Jellies are low fat so wont cause weight gain
Fruit Jelly or Jelly sweets may be low in fat but they are packed with sugar which is one of the biggest contributors to weight gain. If you look at the ingredients list on your pack of jellies you’ll see that sugar is top of the list – remember, the ingredient listed first is present in the largest amount! The average tube of jellies contains approximately 7 teaspoons of sugar. Many jelly companies advertise themselves as healthy by making claims such as ‘Fat Free’, ‘Natural’, ‘High in fruit’ – don’t fall for it!
Red Meat is bad for your health
Most of the ill effects which are associated with red meat have more to do with the quality of the meat, quantity consumed and how it is cooked rather than just simply having red meat in your diet. Red meat is not unhealthy if it is raised naturally and if consumed in moderation. In fact, it has many benefits. It contains the most absorbable form of iron and is also high in B vitamins. Naturally raised cattle tend to be leaner and have more Omega 3 fatty acids than their antibiotic and hormone fed counterparts. When it comes to meat go for quality over quantity – organic lean red meat once or twice per week is fine but avoid processed meats altogether.
Never Snack in-between meals
On the contrary, five or six small meals are better than three big meals.
When we eat small, regular meals the body is better able to digest and to make effective use of the nutrients within the food. Even more crucially, this regular intake of calories balances our blood sugar levels, which means we have more energy and are less likely to feel moody due to sugar highs and lows. An example of a small meal might be hummus with vegetable crudités and a couple of oat cakes.
Fruit Juices are super healthy
Whilst fruit is extremely nutritious it also contains a significant amount of sugar.
This type of sugar is natural and gives us energy but if we consume too much, it can lead to energy dips and weight gain. When a fruit is juiced, the fibre and pulp are left behind during the juicing process. It’s the fibre in fruit which helps slow down the absorption of sugar and also keeps our bowel and gut healthy. So, glugging your way through a carton of fruit juice can give you a sugar hit but then a subsequent sugar crash. In general, it’s best to stick to whole fruits or else opt for juices that combine both fruit and vegetables.

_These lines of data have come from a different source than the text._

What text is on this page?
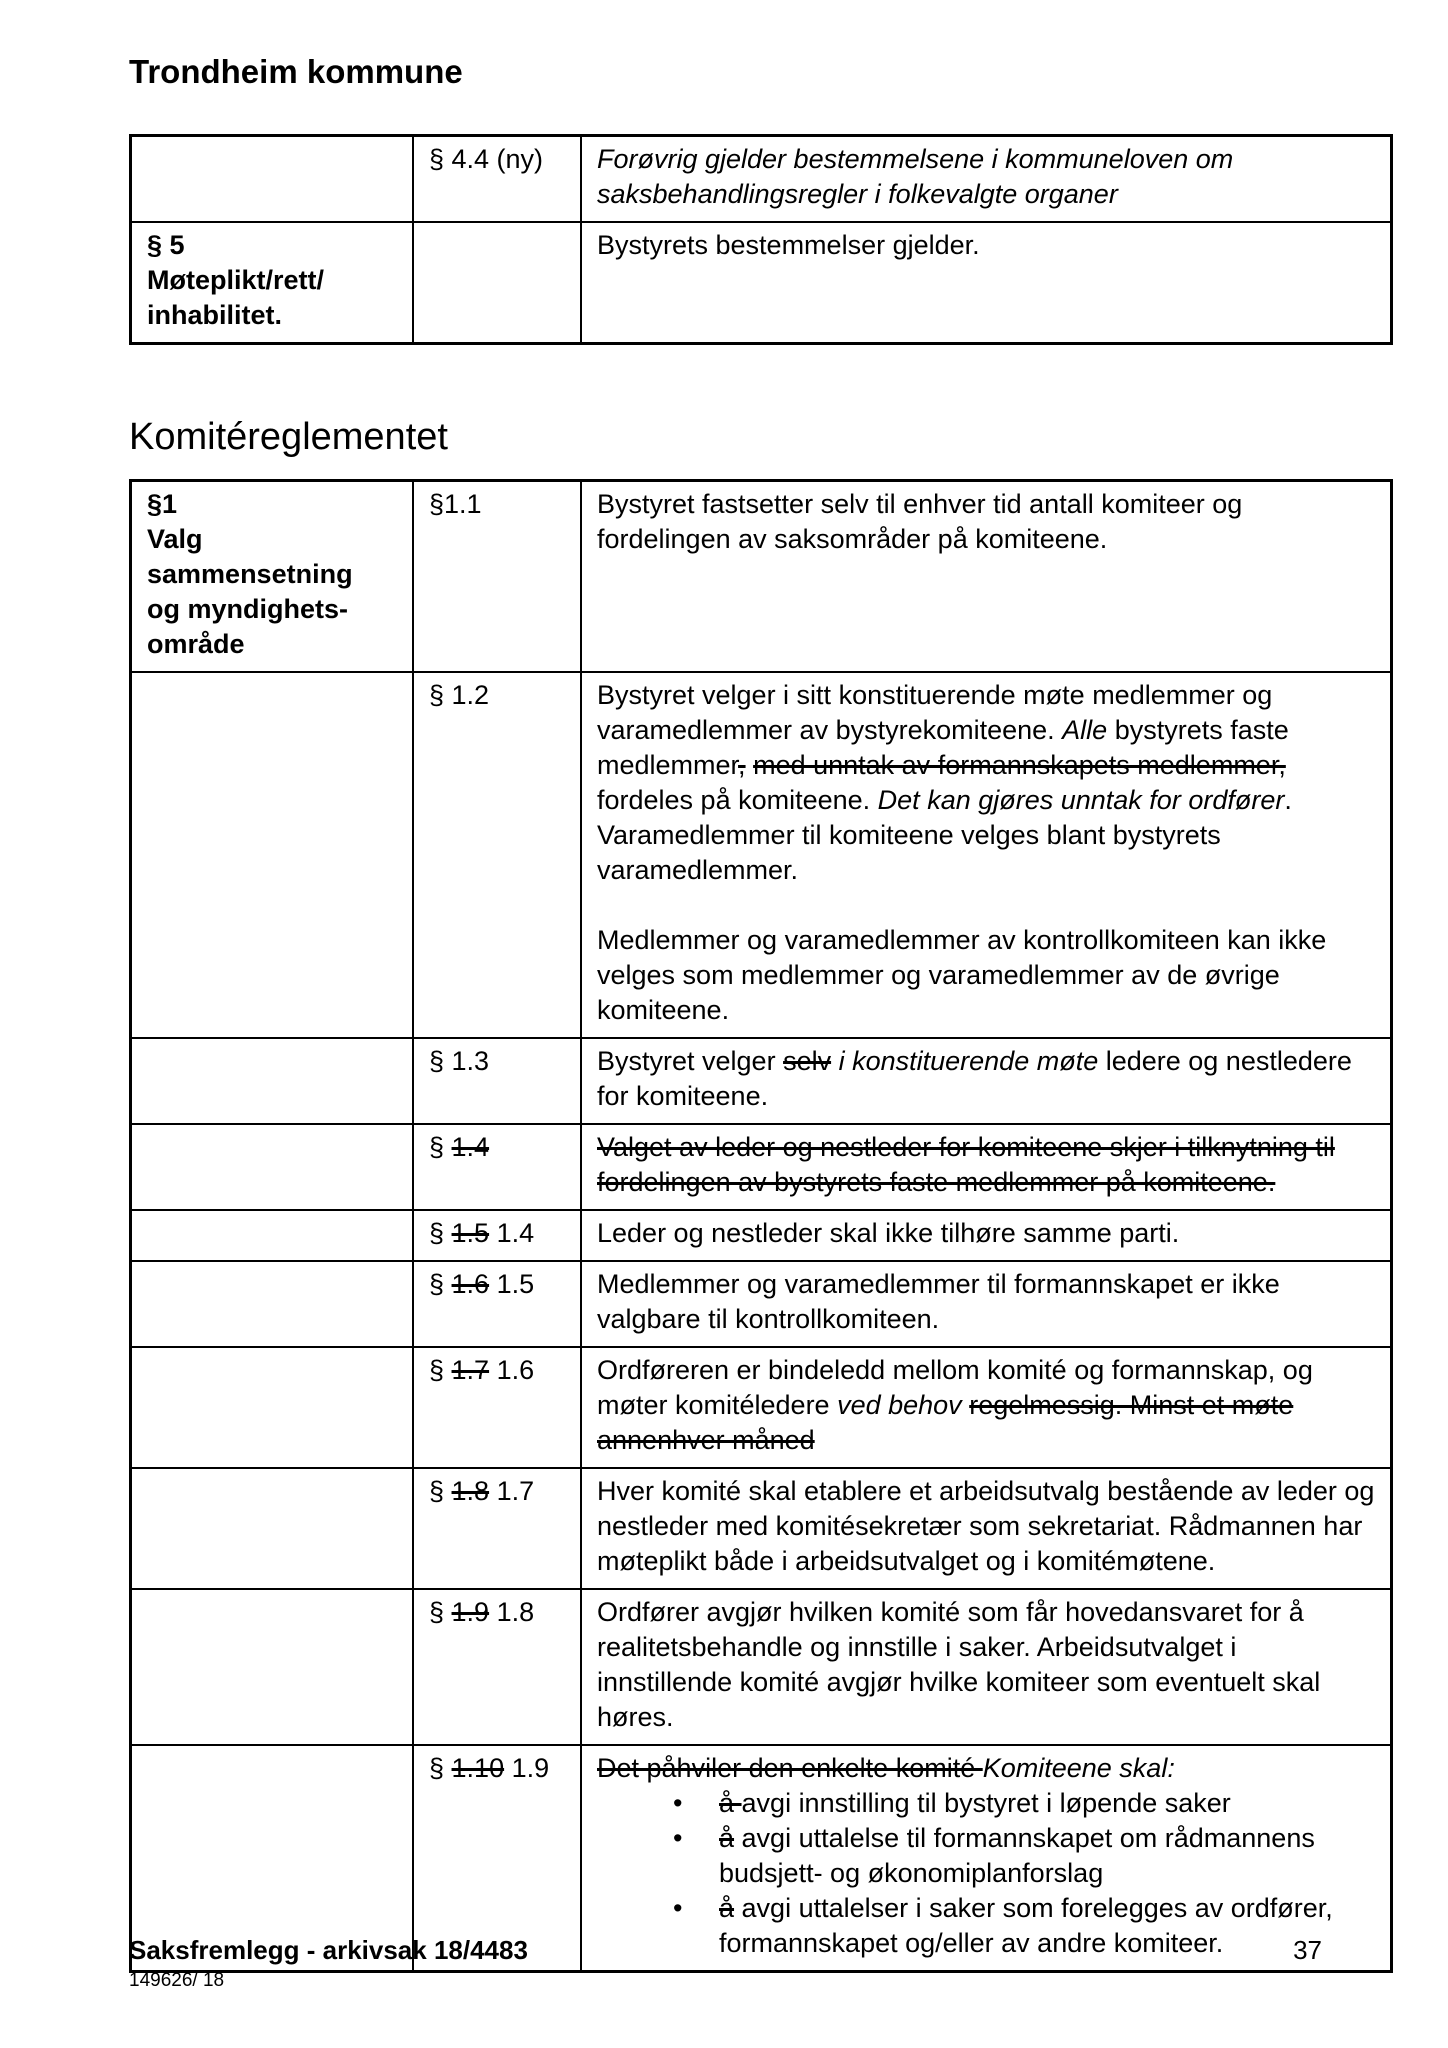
Trondheim kommune
	§ 4.4 (ny)	Forøvrig gjelder bestemmelsene i kommuneloven om saksbehandlingsregler i folkevalgte organer

§ 5
Møteplikt/rett/
inhabilitet.		Bystyrets bestemmelser gjelder.

Komitéreglementet
§1
Valg sammensetning
og myndighets-
område	§1.1	Bystyret fastsetter selv til enhver tid antall komiteer og fordelingen av saksområder på komiteene.

	§ 1.2	Bystyret velger i sitt konstituerende møte medlemmer og varamedlemmer av bystyrekomiteene. Alle bystyrets faste medlemmer, med unntak av formannskapets medlemmer, fordeles på komiteene. Det kan gjøres unntak for ordfører. Varamedlemmer til komiteene velges blant bystyrets varamedlemmer.

Medlemmer og varamedlemmer av kontrollkomiteen kan ikke velges som medlemmer og varamedlemmer av de øvrige komiteene.

	§ 1.3	Bystyret velger selv i konstituerende møte ledere og nestledere for komiteene.

	§ 1.4	Valget av leder og nestleder for komiteene skjer i tilknytning til fordelingen av bystyrets faste medlemmer på komiteene.

	§ 1.5 1.4	Leder og nestleder skal ikke tilhøre samme parti.

	§ 1.6 1.5	Medlemmer og varamedlemmer til formannskapet er ikke valgbare til kontrollkomiteen.

	§ 1.7 1.6	Ordføreren er bindeledd mellom komité og formannskap, og møter komitéledere ved behov regelmessig. Minst et møte annenhver måned

	§ 1.8 1.7	Hver komité skal etablere et arbeidsutvalg bestående av leder og nestleder med komitésekretær som sekretariat. Rådmannen har møteplikt både i arbeidsutvalget og i komitémøtene.

	§ 1.9 1.8	Ordfører avgjør hvilken komité som får hovedansvaret for å realitetsbehandle og innstille i saker. Arbeidsutvalget i innstillende komité avgjør hvilke komiteer som eventuelt skal høres.

	§ 1.10 1.9	Det påhviler den enkelte komité Komiteene skal:

• å avgi innstilling til bystyret i løpende saker
• å avgi uttalelse til formannskapet om rådmannens budsjett- og økonomiplanforslag
• å avgi uttalelser i saker som forelegges av ordfører, formannskapet og/eller av andre komiteer.
Saksfremlegg - arkivsak 18/4483
149626/ 18
37
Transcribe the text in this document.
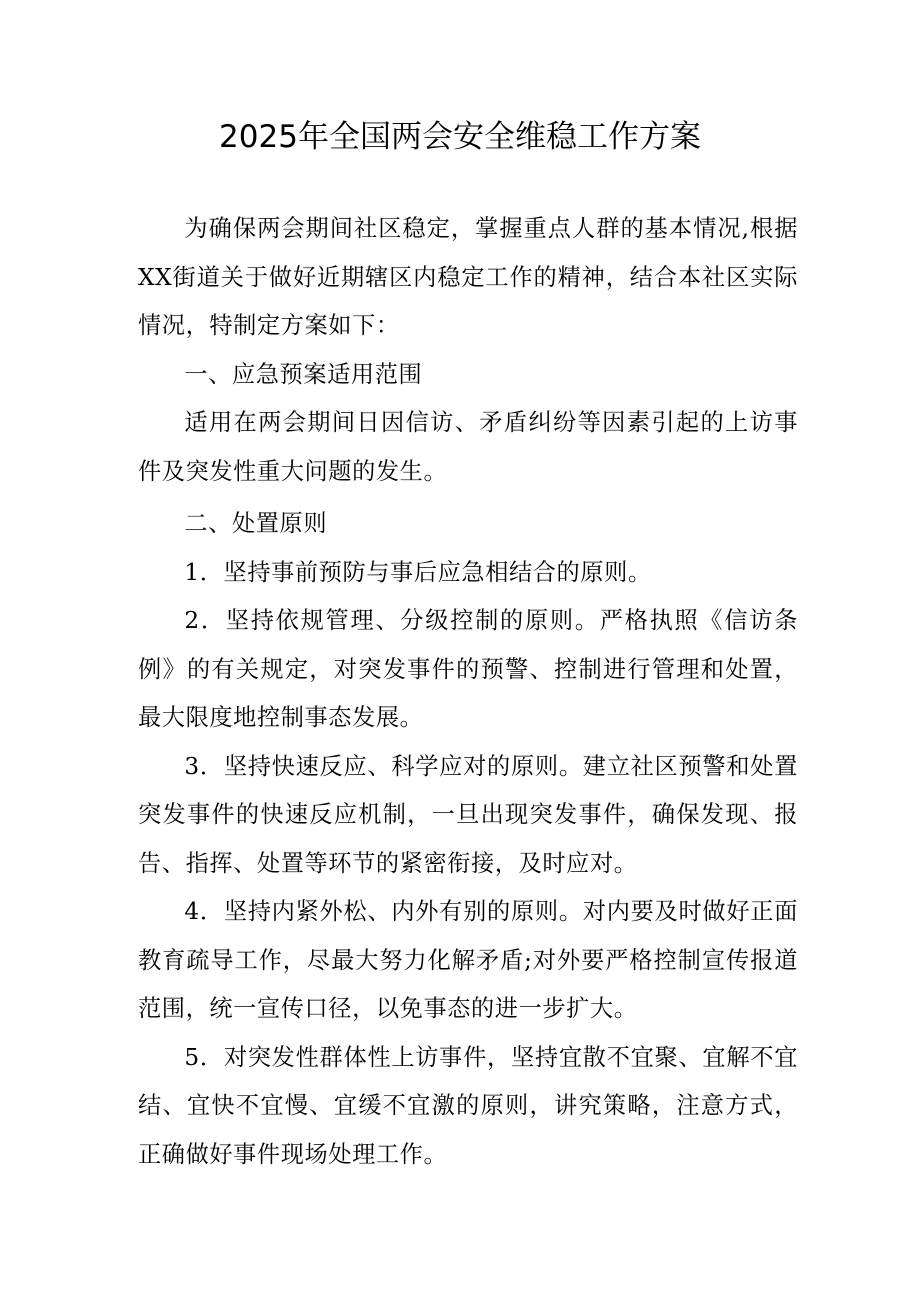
2025年全国两会安全维稳工作方案

为确保两会期间社区稳定，掌握重点人群的基本情况,根据XX街道关于做好近期辖区内稳定工作的精神，结合本社区实际情况，特制定方案如下：

一、应急预案适用范围

适用在两会期间日因信访、矛盾纠纷等因素引起的上访事件及突发性重大问题的发生。

二、处置原则

1．坚持事前预防与事后应急相结合的原则。

2．坚持依规管理、分级控制的原则。严格执照《信访条例》的有关规定，对突发事件的预警、控制进行管理和处置，最大限度地控制事态发展。

3．坚持快速反应、科学应对的原则。建立社区预警和处置突发事件的快速反应机制，一旦出现突发事件，确保发现、报告、指挥、处置等环节的紧密衔接，及时应对。

4．坚持内紧外松、内外有别的原则。对内要及时做好正面教育疏导工作，尽最大努力化解矛盾;对外要严格控制宣传报道范围，统一宣传口径，以免事态的进一步扩大。

5．对突发性群体性上访事件，坚持宜散不宜聚、宜解不宜结、宜快不宜慢、宜缓不宜激的原则，讲究策略，注意方式，正确做好事件现场处理工作。
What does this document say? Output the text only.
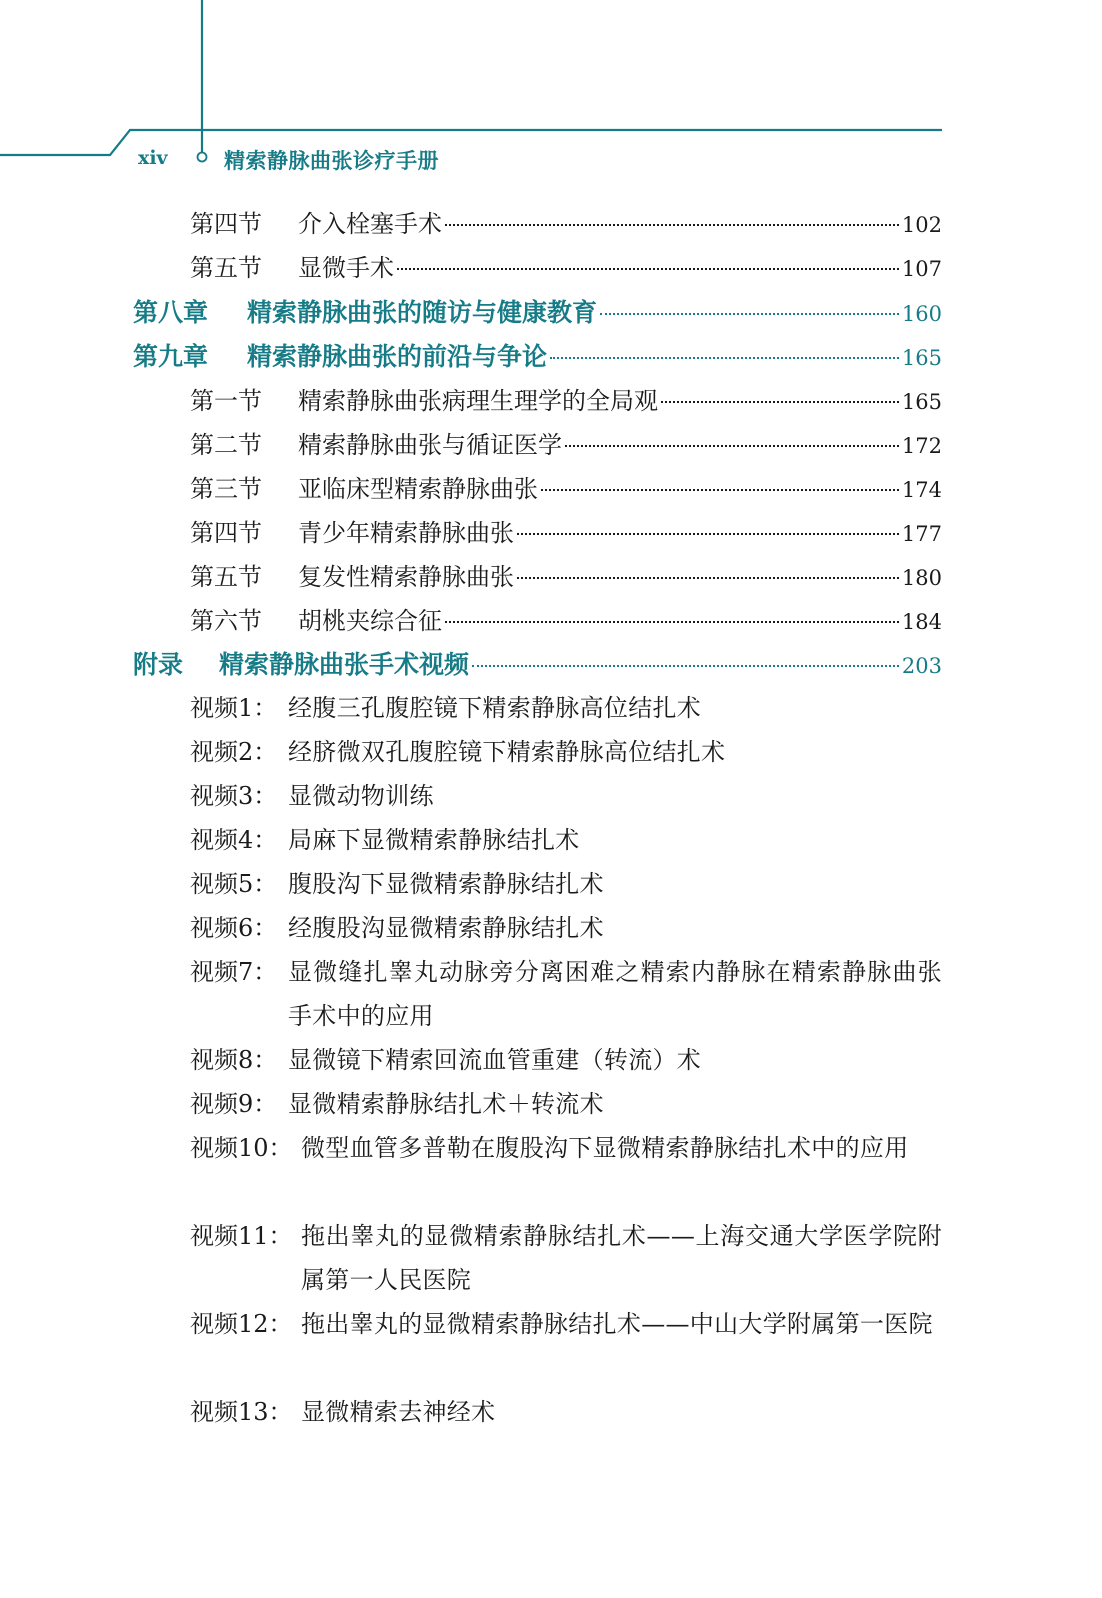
xiv	精索静脉曲张诊疗手册
第四节	介入栓塞手术	102
第五节	显微手术	107
第八章	精索静脉曲张的随访与健康教育	160
第九章	精索静脉曲张的前沿与争论	165
第一节	精索静脉曲张病理生理学的全局观	165
第二节	精索静脉曲张与循证医学	172
第三节	亚临床型精索静脉曲张	174
第四节	青少年精索静脉曲张	177
第五节	复发性精索静脉曲张	180
第六节	胡桃夹综合征	184
附录	精索静脉曲张手术视频	203
视频1： 经腹三孔腹腔镜下精索静脉高位结扎术
视频2： 经脐微双孔腹腔镜下精索静脉高位结扎术
视频3： 显微动物训练
视频4： 局麻下显微精索静脉结扎术
视频5： 腹股沟下显微精索静脉结扎术
视频6： 经腹股沟显微精索静脉结扎术
视频7： 显微缝扎睾丸动脉旁分离困难之精索内静脉在精索静脉曲张手术中的应用
视频8： 显微镜下精索回流血管重建（转流）术
视频9： 显微精索静脉结扎术＋转流术
视频10： 微型血管多普勒在腹股沟下显微精索静脉结扎术中的应用
视频11： 拖出睾丸的显微精索静脉结扎术——上海交通大学医学院附属第一人民医院
视频12： 拖出睾丸的显微精索静脉结扎术——中山大学附属第一医院
视频13： 显微精索去神经术
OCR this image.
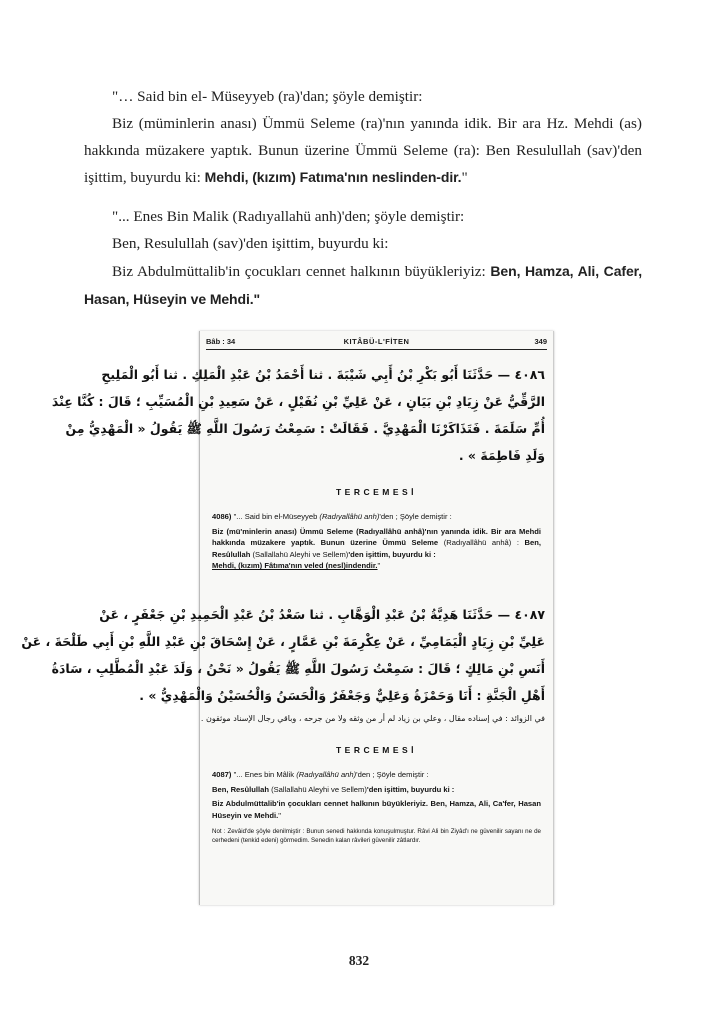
"… Said bin el- Müseyyeb (ra)'dan; şöyle demiştir:

Biz (müminlerin anası) Ümmü Seleme (ra)'nın yanında idik. Bir ara Hz. Mehdi (as) hakkında müzakere yaptık. Bunun üzerine Ümmü Seleme (ra): Ben Resulullah (sav)'den işittim, buyurdu ki: Mehdi, (kızım) Fatıma'nın neslinden-dir."

"... Enes Bin Malik (Radıyallahü anh)'den; şöyle demiştir:

Ben, Resulullah (sav)'den işittim, buyurdu ki:

Biz Abdulmüttalib'in çocukları cennet halkının büyükleriyiz: Ben, Hamza, Ali, Cafer, Hasan, Hüseyin ve Mehdi."

Bâb : 34	KITÂBÜ-L'FİTEN	349
٤٠٨٦ — حَدَّثَنَا أَبُو بَكْرِ بْنُ أَبِي شَيْبَةَ . ثنا أَحْمَدُ بْنُ عَبْدِ الْمَلِكِ . ثنا أَبُو الْمَلِيحِ
الرَّقِّيُّ عَنْ زِيَادِ بْنِ بَيَانٍ ، عَنْ عَلِيِّ بْنِ نُفَيْلٍ ، عَنْ سَعِيدِ بْنِ الْمُسَيِّبِ ؛ قَالَ : كُنَّا عِنْدَ
أُمِّ سَلَمَةَ . فَتَذَاكَرْنَا الْمَهْدِيَّ . فَقَالَتْ : سَمِعْتُ رَسُولَ اللَّهِ ﷺ يَقُولُ « الْمَهْدِيُّ مِنْ
وَلَدِ فَاطِمَةَ » .
TERCEMESİ
4086) "... Said bin el-Müseyyeb (Radıyallâhü anh)'den ; Şöyle demiştir :
Biz (mü'minlerin anası) Ümmü Seleme (Radıyallâhü anhâ)'nın yanında idik. Bir ara Mehdi hakkında müzakere yaptık. Bunun üzerine Ümmü Seleme (Radıyallâhü anhâ) : Ben, Resûlullah (Sallallahü Aleyhi ve Sellem)'den işittim, buyurdu ki :
Mehdi, (kızım) Fâtıma'nın veled (nesl)indendir."
٤٠٨٧ — حَدَّثَنَا هَدِيَّةُ بْنُ عَبْدِ الْوَهَّابِ . ثنا سَعْدُ بْنُ عَبْدِ الْحَمِيدِ بْنِ جَعْفَرٍ ، عَنْ
عَلِيِّ بْنِ زِيَادٍ الْيَمَامِيِّ ، عَنْ عِكْرِمَةَ بْنِ عَمَّارٍ ، عَنْ إِسْحَاقَ بْنِ عَبْدِ اللَّهِ بْنِ أَبِي طَلْحَةَ ، عَنْ
أَنَسِ بْنِ مَالِكٍ ؛ قَالَ : سَمِعْتُ رَسُولَ اللَّهِ ﷺ يَقُولُ « نَحْنُ ، وَلَدَ عَبْدِ الْمُطَّلِبِ ، سَادَةُ
أَهْلِ الْجَنَّةِ : أَنَا وَحَمْزَةُ وَعَلِيٌّ وَجَعْفَرٌ وَالْحَسَنُ وَالْحُسَيْنُ وَالْمَهْدِيُّ » .
في الزوائد : في إسناده مقال ، وعلي بن زياد لم أر من وثقه ولا من جرحه ، وباقي رجال الإسناد موثقون .
TERCEMESİ
4087) "... Enes bin Mâlik (Radıyallâhü anh)'den ; Şöyle demiştir :
Ben, Resûlullah (Sallallahü Aleyhi ve Sellem)'den işittim, buyurdu ki :
Biz Abdulmüttalib'in çocukları cennet halkının büyükleriyiz. Ben, Hamza, Ali, Ca'fer, Hasan Hüseyin ve Mehdi."
Not : Zevâid'de şöyle denilmiştir : Bunun senedi hakkında konuşulmuştur. Râvi Ali bin Ziyâd'ı ne güvenilir sayanı ne de cerhedeni (tenkid edeni) görmedim. Senedin kalan râvileri güvenilir zâtlardır.
832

We need 3 portions of dairy per day
This way of thinking comes from outdated food pyramids and guidelines supplied by dairy boards. The fact is that whilst children and teenagers may need this amount of dairy for calcium, the majority of us adults do not. Dairy products can be beneficial to health when consumed in moderation but many of us over consume dairy in this country leading to a variety of digestive, skin and sinus complaints. There are many other ways to keep our bones healthy, they include avoiding the ‘S’ words: smoking, stimulants, sugar, salt and stress which all leech calcium from the body. Good non dairy sources of calcium include tinned sardines, nuts, seeds, pulses and green leafy vegetables.
Women need 2000 calories per day
2,000 is the recommended daily amount of calories the food industry recommends for women. However, this is not to say that you should aim to eat that amount – the truth is that your body might need more or less than 2,000. Height, weight, gender, age and activity level all affect your caloric needs. For example a female athlete in her early 20s who is training rigorously for a marathon may need more than 2,000 calories whereas a 40 year old woman who never exercises, works at a desk all day and spends her evenings in front of the television may well need less.